15 erfolgreiche Jahre und 40 zufriedene Behörden – die Entwicklung des BVA OfficeNet

Als vor mehr als 15 Jahren die erste von SEITENBAU entwickelte Version der Intranet- und Portal-Lösung OfficeNet für das Bundesverwaltungsamt (BVA) implementiert wurde, ahnte keiner der Projekt-Partner, wie erfolgreich die Reise mit der Lösung letztendlich sein würde. Nach der kontinuierlichen Weiterentwicklung und einer Portierung auf die Java-Plattform wird das System unter der Bezeichnung OfficeNet 2 (ON2) heute bei über 40 Behörden in Bund, Ländern und Kommunen erfolgreich eingesetzt.

Simon Endele

Die mit ON2 aufgebauten Lösungen reichen dabei von klassischen Intranets, über Extranet-Anwendungen bis hin zu Wissensmanagement-Systemen. Doch die beständige funktionale Erweiterung und die wachsende Zahl der Anwender bringen die gewachsene Architektur des Systems an seine „natürlichen“ Grenzen.

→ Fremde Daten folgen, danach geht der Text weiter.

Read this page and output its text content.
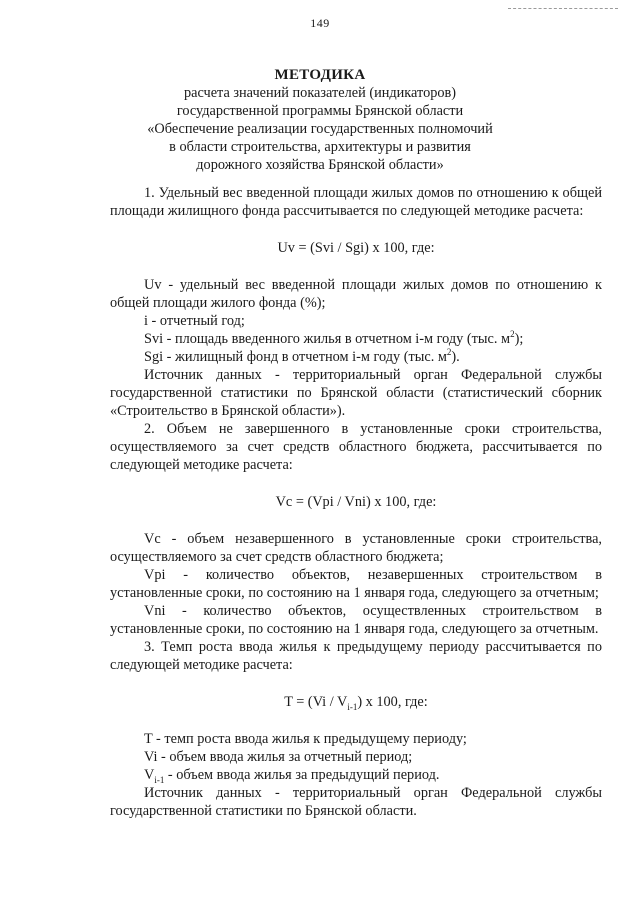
149

МЕТОДИКА

расчета значений показателей (индикаторов)

государственной программы Брянской области

«Обеспечение реализации государственных полномочий

в области строительства, архитектуры и развития

дорожного хозяйства Брянской области»

1. Удельный вес введенной площади жилых домов по отношению к общей площади жилищного фонда рассчитывается по следующей методике расчета:

Uv = (Svi / Sgi) x 100, где:

Uv - удельный вес введенной площади жилых домов по отношению к общей площади жилого фонда (%);

i - отчетный год;

Svi - площадь введенного жилья в отчетном i-м году (тыс. $м^2$);

Sgi - жилищный фонд в отчетном i-м году (тыс. $м^2$).

Источник данных - территориальный орган Федеральной службы государственной статистики по Брянской области (статистический сборник «Строительство в Брянской области»).

2. Объем не завершенного в установленные сроки строительства, осуществляемого за счет средств областного бюджета, рассчитывается по следующей методике расчета:

Vc = (Vpi / Vni) x 100, где:

Vc - объем незавершенного в установленные сроки строительства, осуществляемого за счет средств областного бюджета;

Vpi - количество объектов, незавершенных строительством в установленные сроки, по состоянию на 1 января года, следующего за отчетным;

Vni - количество объектов, осуществленных строительством в установленные сроки, по состоянию на 1 января года, следующего за отчетным.

3. Темп роста ввода жилья к предыдущему периоду рассчитывается по следующей методике расчета:

$T = (Vi / V_{i-1})$ x 100, где:

T - темп роста ввода жилья к предыдущему периоду;

Vi - объем ввода жилья за отчетный период;

$V_{i-1}$ - объем ввода жилья за предыдущий период.

Источник данных - территориальный орган Федеральной службы государственной статистики по Брянской области.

Wenn Architektur an ihre Grenzen stößt – typische Probleme mit Legacy Systemen auch bei ON2

Technologien im Bereich der IT haben sich in den letzten Jahren schnell weiterentwickelt. Waren die damals getroffenen Architekturentscheidungen für Open Source Komponenten, wie das XML-Publishing Framework Cocoon und das integrierte Web-CMS Daisy geradezu zukunftsweisend, so sind sie aus heutiger Sicht technisch vollkommen überholt. Neu zum Entwicklungsteam dazustoßende Entwickler*innen sind zudem mit den Technologien nicht mehr vertraut.

Entscheidend war jedoch, dass sich in der Alltagspraxis zunehmend Schwächen zeigten:

  • So bot das System bei hoher Auslastung eine suboptimale Performance.
  • Die Benutzeroberflächen waren hinsichtlich Gestaltung und Bedienbarkeit nicht mehr „State-of-the-Art“.
  • Die nur teilweise umgesetzte Responsiveness sowie Unvollständigkeit hinsichtlich der Barrierefreiheit erschwerten zusehends das mobile Arbeiten und den vollständigen Zugang für alle Anwendergruppen.

Dementsprechend stieg der Aufwand für die Erweiterung des Funktionsumfangs sowie die Behebung von Fehlern stetig. Auch unter IT-Security-Gesichtspunkten bergen ältere Technologien Risiken, die es zu minimieren galt.

Und nun? Ziele und Anforderungen beim Umbau zu Social OfficeNet (SON) im laufenden Betrieb

Die grundsätzliche Struktur und die Features von OfficeNet hatten sich in der Behördenarbeit super bewährt. Die Lösung erfreute sich trotz aller technischer Schwächen sehr hoher Akzeptanz bei den Kunden. So kamen das BVA als Auftraggeber und die Anwender-Behörden überein, dass die neue Lösung funktional im Wesentlichen eine Re-Implementation der Bestandslösung sein musste.

Nach Ausschreibung und Vergabe des zugehörigen Rahmenvertrages erfolgte als erster Schritt eine genaue Anforderungsanalyse. Besonders in funktionalen Detailfragen konnten die jahrelangen Kundenerfahrungen mit dem System als wertvoller Input in die Produktkonsolidierung mit einfließen. Neben der technischen Neuaufstellung boten sich insbesondere beim Zusammenfassen von ähnlichen Features, dem Neudenken gewachsener Funktionalitäten sowie dem visuellen Re-Design der Oberflächen hervorragende Ansatzpunkte. Auch Barrierefreiheit und die Nutzbarkeit von ON2 auf mobilen Endgeräten spielte bei der Neuentwicklung eine wichtige Rolle.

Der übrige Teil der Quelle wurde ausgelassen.